Many people have been building up unsustainable debt, and the eviction ban is currently due to end at the end of August. We don’t yet know how quickly the courts will handle cases once they reopen. There is also a tendency for landlords and banks to stagger evictions and repossessions to avoid depressing housing prices. We can anticipate a surge affecting renters in both the private and social housing sectors, as well as mortgage repossessions, even if we don’t know the pace.

Organisations such as ACORN, London Renters Union and Living Rent are expanding rapidly and training people up to resist evictions, but the crisis coming will require a response an order of magnitude greater to oppose evictions, challenge debt and demand adequate welfare benefits. Making links with unions could really help scale up, taking advantage of established networks and resources.

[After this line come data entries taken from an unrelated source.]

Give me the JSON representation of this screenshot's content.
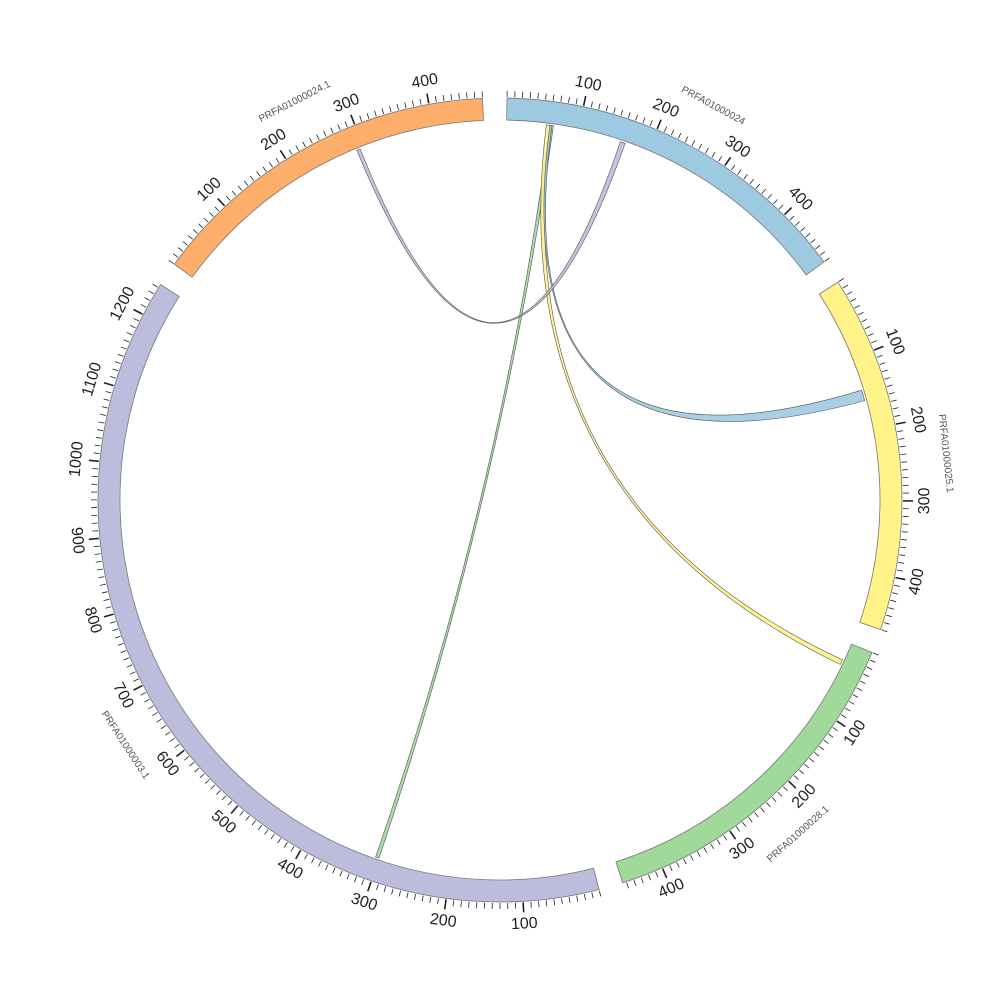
{
  "diagram": {
    "type": "chord",
    "segments": [
      {
        "id": "s24",
        "label": "PRFA01000024",
        "length": 480,
        "color": "#9ecae1",
        "tick_labels": [
          "100",
          "200",
          "300",
          "400"
        ]
      },
      {
        "id": "s25",
        "label": "PRFA01000025.1",
        "length": 470,
        "color": "#fff38a",
        "tick_labels": [
          "100",
          "200",
          "300",
          "400"
        ]
      },
      {
        "id": "s28",
        "label": "PRFA01000028.1",
        "length": 455,
        "color": "#a1d99b",
        "tick_labels": [
          "100",
          "200",
          "300",
          "400"
        ]
      },
      {
        "id": "s3",
        "label": "PRFA01000003.1",
        "length": 1245,
        "color": "#bcbddc",
        "tick_labels": [
          "100",
          "200",
          "300",
          "400",
          "500",
          "600",
          "700",
          "800",
          "900",
          "1000",
          "1100",
          "1200"
        ]
      },
      {
        "id": "s241",
        "label": "PRFA01000024.1",
        "length": 470,
        "color": "#fdae6b",
        "tick_labels": [
          "100",
          "200",
          "300",
          "400"
        ]
      }
    ],
    "links": [
      {
        "from": [
          "s24",
          60,
          65
        ],
        "to": [
          "s3",
          300,
          305
        ],
        "color": "#a1d99b"
      },
      {
        "from": [
          "s24",
          55,
          62
        ],
        "to": [
          "s28",
          25,
          32
        ],
        "color": "#fff38a"
      },
      {
        "from": [
          "s24",
          60,
          63
        ],
        "to": [
          "s25",
          145,
          160
        ],
        "color": "#9ecae1"
      },
      {
        "from": [
          "s241",
          290,
          295
        ],
        "to": [
          "s24",
          160,
          167
        ],
        "color": "#bcbddc"
      }
    ]
  }
}
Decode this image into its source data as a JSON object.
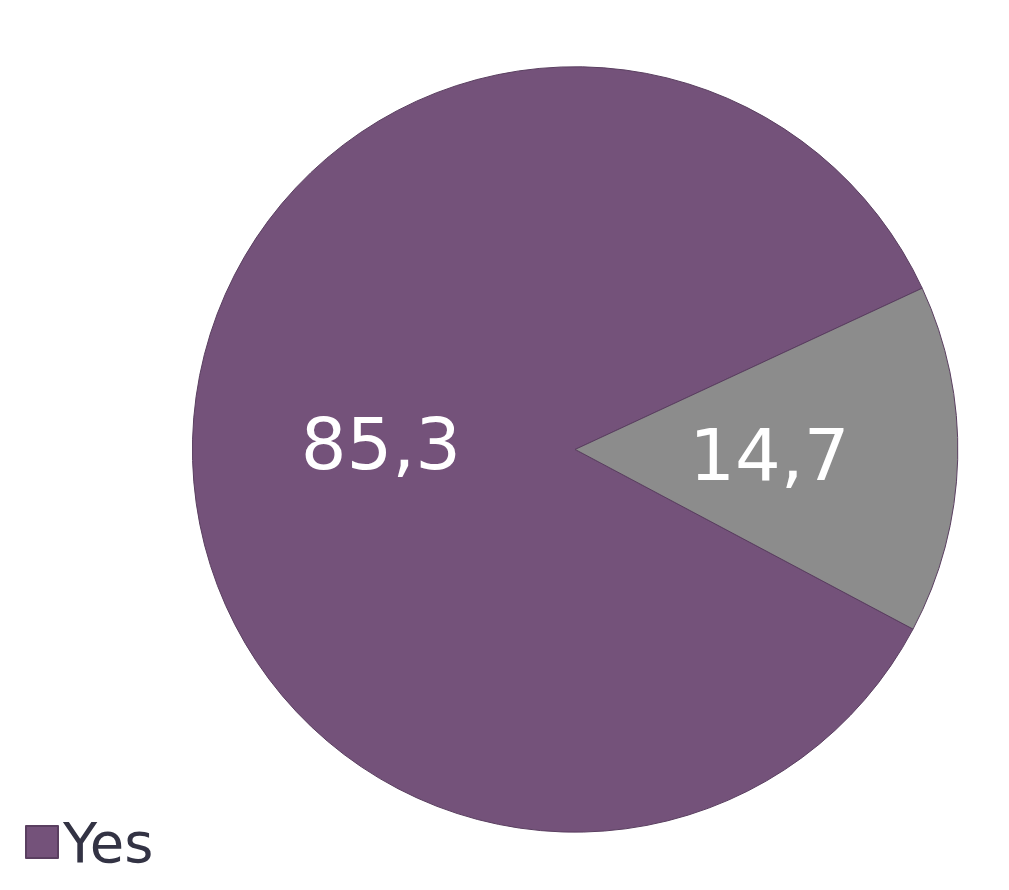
{
  "chart_data": {
    "type": "pie",
    "categories": [
      "Yes",
      null
    ],
    "values": [
      85.3,
      14.7
    ],
    "colors": [
      "#74527a",
      "#8c8c8c"
    ],
    "value_labels": [
      "85,3",
      "14,7"
    ],
    "legend": "bottom left"
  }
}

This won’t be helped if unions respond to job and membership loss by managing decline – it is terrible news that Unite has suspended finance to local branches which now have to apply for money – a dangerous centralisation of resources and power. Renters groups mobilising support for the UNISON Tower Hamlets strike is a very positive development.

Thanks to the explosion of Mutual Aid groups during the pandemic, we now have a higher level of community organisation than at any time since at least the poll tax revolt. Some groups are rising to the challenges as the crisis unfolds, while others are degenerating into charity operations or unpaid service delivery arms for local authorities.

We face some major crunch points ahead. The Tories encouraged local authorities to spend whatever it took to tackle coronavirus, but haven’t covered the costs incurred. Many local authorities are likely to review their budgets in the autumn and propose major cuts at a time when their services are in high demand. Schools, colleges and universities are under pressure to return to full face to face teaching around the same time, just as the weather gets worse and seasonal colds and flu reappear.

The stakes are high as we respond to the health, economic and climate crises. We will have to fight the government and employers, and we won’t be able to rely on the leaders of unions, councils or the Labour Party. We have a fight on our hands: get stuck in.